Como disse o ministro da Educação, Aloizio Mercadante, no diálogo com o assessor do senador Delcídio do Amaral, José Eduardo Marzagão, "em política, tudo pode". Até mesmo, poderia-se acrescentar, um golpe parlamentar, "branco" ou "frio", como denominam estudiosos da democracia. Em conversa de dezembro do ano passado, uma semana depois de Cunha acolher o pedido de impeachment, um influente tucano - que já foi ministro e deputado federal - reconhecia, sem tergiversar, que as pedaladas fiscais, em sua opinião, não justificavam o afastamento de Dilma por crime de responsabilidade.
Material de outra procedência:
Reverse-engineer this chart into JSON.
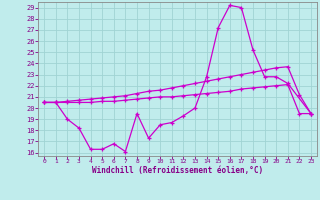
{
  "background_color": "#c0ecec",
  "grid_color": "#a0d4d4",
  "line_color": "#cc00cc",
  "xlabel": "Windchill (Refroidissement éolien,°C)",
  "xlabel_color": "#880088",
  "tick_color": "#880088",
  "spine_color": "#888888",
  "xlim": [
    -0.5,
    23.5
  ],
  "ylim": [
    15.7,
    29.5
  ],
  "xticks": [
    0,
    1,
    2,
    3,
    4,
    5,
    6,
    7,
    8,
    9,
    10,
    11,
    12,
    13,
    14,
    15,
    16,
    17,
    18,
    19,
    20,
    21,
    22,
    23
  ],
  "yticks": [
    16,
    17,
    18,
    19,
    20,
    21,
    22,
    23,
    24,
    25,
    26,
    27,
    28,
    29
  ],
  "line1_x": [
    0,
    1,
    2,
    3,
    4,
    5,
    6,
    7,
    8,
    9,
    10,
    11,
    12,
    13,
    14,
    15,
    16,
    17,
    18,
    19,
    20,
    21,
    23
  ],
  "line1_y": [
    20.5,
    20.5,
    19.0,
    18.2,
    16.3,
    16.3,
    16.8,
    16.1,
    19.5,
    17.3,
    18.5,
    18.7,
    19.3,
    20.0,
    22.8,
    27.2,
    29.2,
    29.0,
    25.2,
    22.8,
    22.8,
    22.2,
    19.5
  ],
  "line2_x": [
    0,
    1,
    2,
    3,
    4,
    5,
    6,
    7,
    8,
    9,
    10,
    11,
    12,
    13,
    14,
    15,
    16,
    17,
    18,
    19,
    20,
    21,
    22,
    23
  ],
  "line2_y": [
    20.5,
    20.5,
    20.6,
    20.7,
    20.8,
    20.9,
    21.0,
    21.1,
    21.3,
    21.5,
    21.6,
    21.8,
    22.0,
    22.2,
    22.4,
    22.6,
    22.8,
    23.0,
    23.2,
    23.4,
    23.6,
    23.7,
    21.2,
    19.5
  ],
  "line3_x": [
    0,
    1,
    2,
    3,
    4,
    5,
    6,
    7,
    8,
    9,
    10,
    11,
    12,
    13,
    14,
    15,
    16,
    17,
    18,
    19,
    20,
    21,
    22,
    23
  ],
  "line3_y": [
    20.5,
    20.5,
    20.5,
    20.5,
    20.5,
    20.6,
    20.6,
    20.7,
    20.8,
    20.9,
    21.0,
    21.0,
    21.1,
    21.2,
    21.3,
    21.4,
    21.5,
    21.7,
    21.8,
    21.9,
    22.0,
    22.1,
    19.5,
    19.5
  ]
}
Avalizava a acusação do governo: "É golpe sim, mas e daí?", devolvia.
A ideia de que a presidente precisa ser destituída, por qualquer meio, está presente no discurso da oposição desde a derrota nas urnas, em outubro de 2014. A não aceitação de resultado eleitoral é uma das marcas definidoras de sistemas em que a democracia está em risco. O jogo pelo poder fica sujo, como numa partida em que o juiz perde a autoridade e os adversários descambam para a violência. Perde-se o respeito. Abre-se espaço para o vale-tudo.
Por outro lado, impeachment não é golpe, afirmam seus defensores, porque está previsto na Constituição. É verdade, mas desde que se caracterize um crime de responsabilidade cometido pelo presidente da República. A disputa semântica - se o afastamento é impeachment ou golpe - reside essencialmente aí. Mas não só, pois numa visão mais larga não poderia abstrair o contexto de extrema polarização política que se arrasta desde as eleições. Se o julgamento do impeachment, como se sabe, é eminentemente político - muito mais do que jurídico - as avaliações sobre seu resultado também são passíveis de politização.
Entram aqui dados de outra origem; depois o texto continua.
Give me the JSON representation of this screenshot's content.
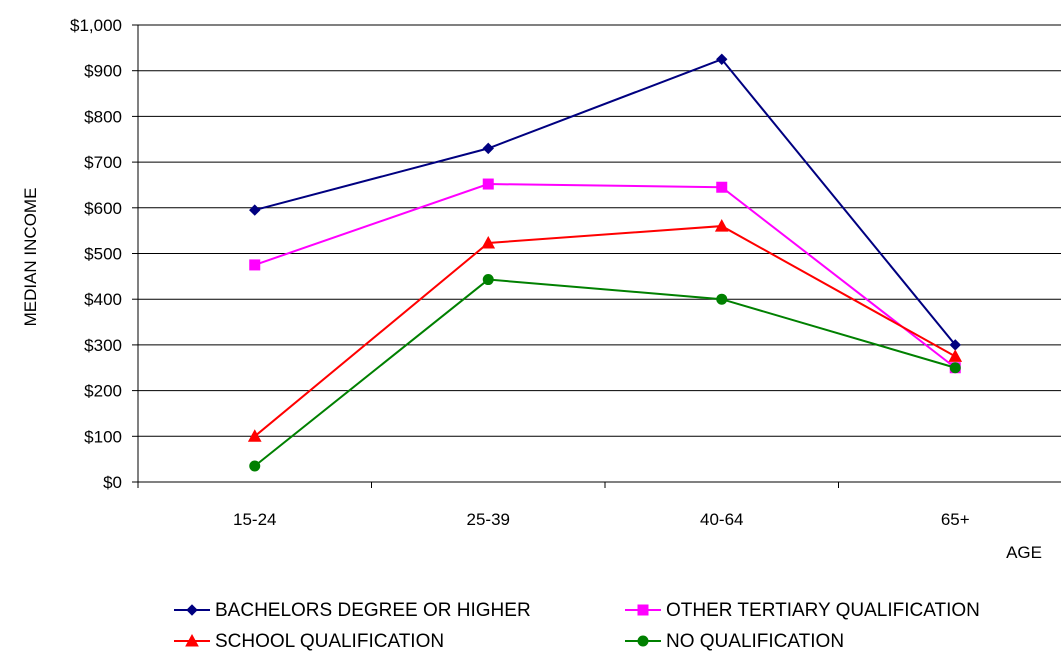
{
  "chart_data": {
    "type": "line",
    "title": "",
    "xlabel": "AGE",
    "ylabel": "MEDIAN INCOME",
    "categories": [
      "15-24",
      "25-39",
      "40-64",
      "65+"
    ],
    "ylim": [
      0,
      1000
    ],
    "yticks": [
      "$0",
      "$100",
      "$200",
      "$300",
      "$400",
      "$500",
      "$600",
      "$700",
      "$800",
      "$900",
      "$1,000"
    ],
    "grid": true,
    "legend_position": "bottom",
    "series": [
      {
        "name": "BACHELORS DEGREE OR HIGHER",
        "values": [
          595,
          730,
          925,
          300
        ],
        "color": "#000080",
        "marker": "diamond"
      },
      {
        "name": "OTHER TERTIARY QUALIFICATION",
        "values": [
          475,
          652,
          645,
          250
        ],
        "color": "#FF00FF",
        "marker": "square"
      },
      {
        "name": "SCHOOL QUALIFICATION",
        "values": [
          100,
          523,
          560,
          275
        ],
        "color": "#FF0000",
        "marker": "triangle"
      },
      {
        "name": "NO QUALIFICATION",
        "values": [
          35,
          443,
          400,
          250
        ],
        "color": "#008000",
        "marker": "circle"
      }
    ]
  }
}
Nenhum oposicionista admitirá que é golpe, assim como nenhum jogador reconhece quando comete um pênalti. Do mesmo modo, poucos governistas dirão que o impeachment é resultado de um longo processo de erros políticos e de um clima de mudança, que foi a palavra de ordem numa eleição vencida pelos representantes da continuidade. O que depõe contra a capacidade da oposição de ganhar no voto, mesmo quando a situação lhe é extremamente favorável.
A conquista e a manutenção do poder - por vias legais ou não - dependem sempre de apoio político. Há exatos 52 anos, em 31 de março de 1964, um governo legitimamente eleito era deposto por uma aliança entre políticos da oposição e os militares. O movimento teve respaldo de amplas parcelas da imprensa e da sociedade civil. Um tanque derrubava vários jogadores na grande área e era fácil classificar como golpe. O lance hoje é diferente, menos óbvio. O apoio político - de partidos, de movimentos sociais, do empresariado, da opinião pública - pode ser uma condição necessária, mas não suficiente para o respeito às regras básicas do jogo. A virada de mesa em 1964 tinha como justificativa a suposta ameaça comunista. Será que hoje não é corrupção e crise econômica?